The Montana Water Court has recognized that “[w]hether by adjudication or by negotiation, determining the scope and extent of Indian reserved water rights has proved difficult at best.” This case discusses several of the Supreme Court decisions, stating that:
As articulated by the United States Supreme Court, the Reserved Water Rights Doctrine is vague and open-ended and has been construed both broadly and narrowly by subsequent federal and state courts. After nearly one hundred years of legislation, litigation, and policy making, there are still no bright lines clearly and consistently delineating the Doctrine. Most of the legal issues inherent in the Doctrine remain unsettled and hotly debated and are now complicated by decades of distrust and competing policies. (italics added by the author)
When the Montana Water Court approved the legislatively approved compacts of the Fort Peck and Rocky Boy Reservations in 2001 and 2002, it concluded:
All negotiations and adjudications quantifying Indian reserved water rights involve extensive and complex disputed issues of fact and law. They inherently involve competing interests in a scarce resource, the allocation of which must be determined by ambiguous, perhaps anachronistic law, evolving governmental policies, and increasingly sophisticated science–all amidst rapidly changing circumstances, within the confines of a complex adjudication process. That is precisely the incentive for negotiation and settlement of complex water right adjudications.17
Numerous commenters have recognized the benefits of negotiating Indian reserved water rights during the past 30 years. The compact process to negotiate the CSKT reserved water right claims in Montana has been far more contentious than any other that Montana has experienced but would likely pale in comparison to the massive litigation that would occur if the process fails. The water rights adjudication process in Montana has been proceeding for more than 30 thirty years and has cost nearly $90 million in state funding so far, not counting expenses by litigants including federal agencies, local governments, and individual water users. Montana water users testified that they expect to spend far more in litigation if the compact fails. The compact was supported in the legislative process by a remarkable array of water users, agricultural interests, business groups, cities and towns, and utilities, in addition to the tribes and other compact parties. The next steps ahead will determine whether the 10 years’ time and thousands of hours devoted to the negotiation process are sufficient to overcome the issues raised by compact opponents.
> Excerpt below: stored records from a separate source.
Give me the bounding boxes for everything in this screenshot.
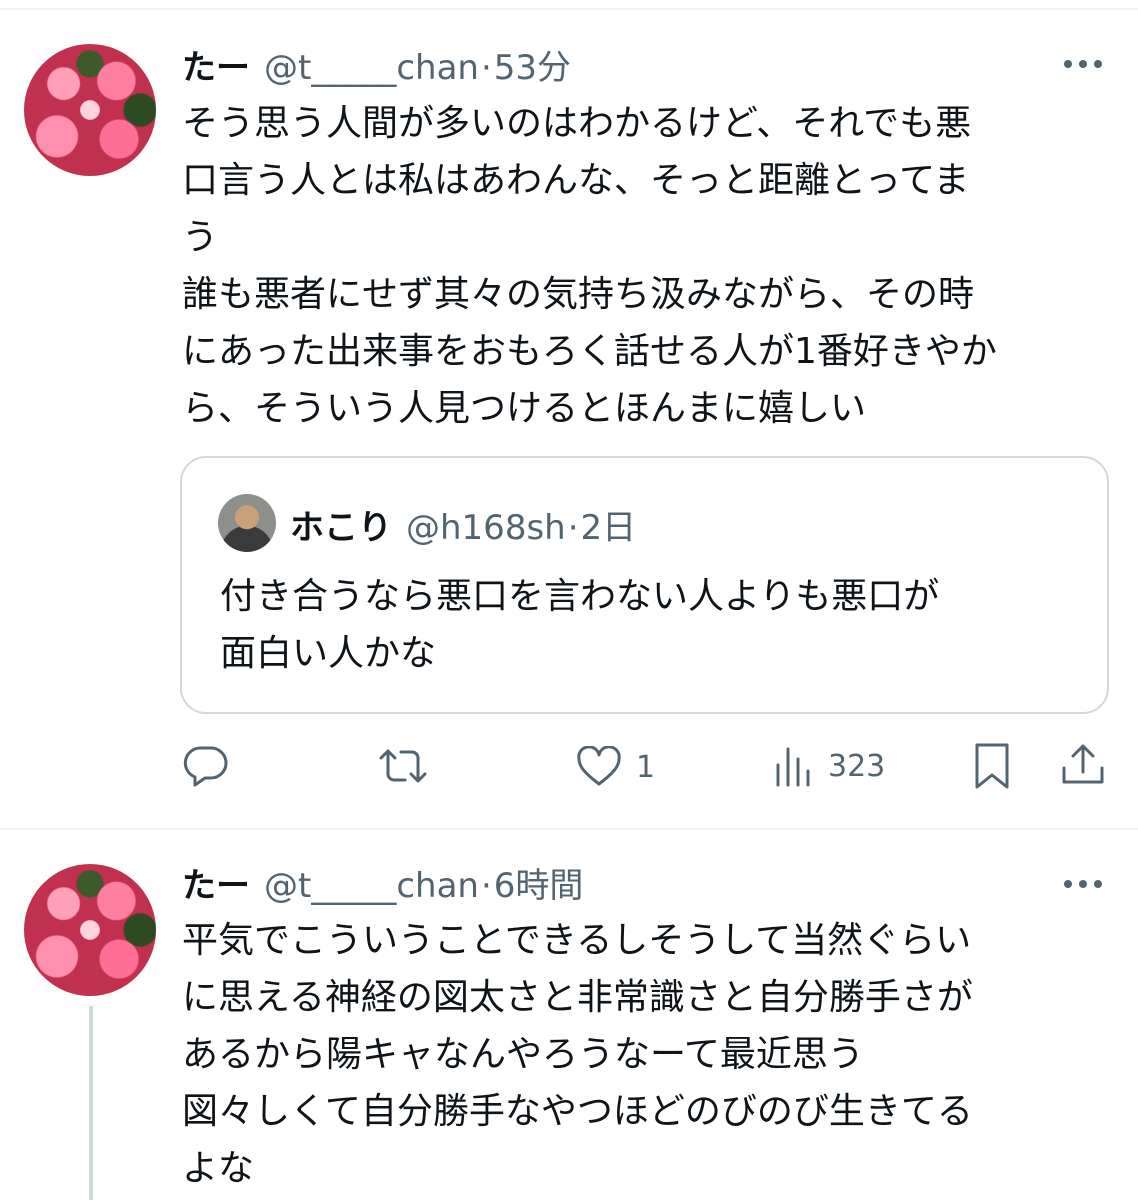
separator-dot: · bbox=[567, 508, 579, 548]
bookmark-icon bbox=[975, 743, 1009, 789]
display-name[interactable]: たー bbox=[182, 858, 250, 907]
share-button[interactable] bbox=[1060, 742, 1106, 788]
quoted-user-handle: @h168sh bbox=[406, 508, 566, 548]
tweet-divider bbox=[0, 828, 1138, 830]
quoted-timestamp: 2日 bbox=[580, 508, 637, 548]
views-button[interactable]: 323 bbox=[774, 745, 885, 787]
avatar[interactable] bbox=[24, 864, 156, 996]
quoted-tweet-text: 付き合うなら悪口を言わない人よりも悪口が 面白い人かな bbox=[220, 576, 940, 674]
timestamp[interactable]: 53分 bbox=[494, 40, 571, 89]
user-handle[interactable]: @t_____chan bbox=[264, 48, 479, 88]
quoted-tweet[interactable]: ホこり @h168sh · 2日 付き合うなら悪口を言わない人よりも悪口が 面白… bbox=[180, 456, 1109, 714]
separator-dot: · bbox=[480, 48, 492, 88]
quoted-tweet-header: ホこり @h168sh · 2日 bbox=[290, 500, 636, 549]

4 The CSKT confederation falls under the Stevens Treaty. Starting in 1905, and continuing today, the United States Supreme Court, federal courts, and several state courts have upheld the right of Stevens Treaty tribes to fish at usual and accustomed places and to hunt on open and unclaimed lands off of their reservations. More recently, some courts have recognized the right of Stevens Treaty tribes to preserve and protect those off-reservation locations, including maintaining instream flows where necessary to preserve their treaty rights.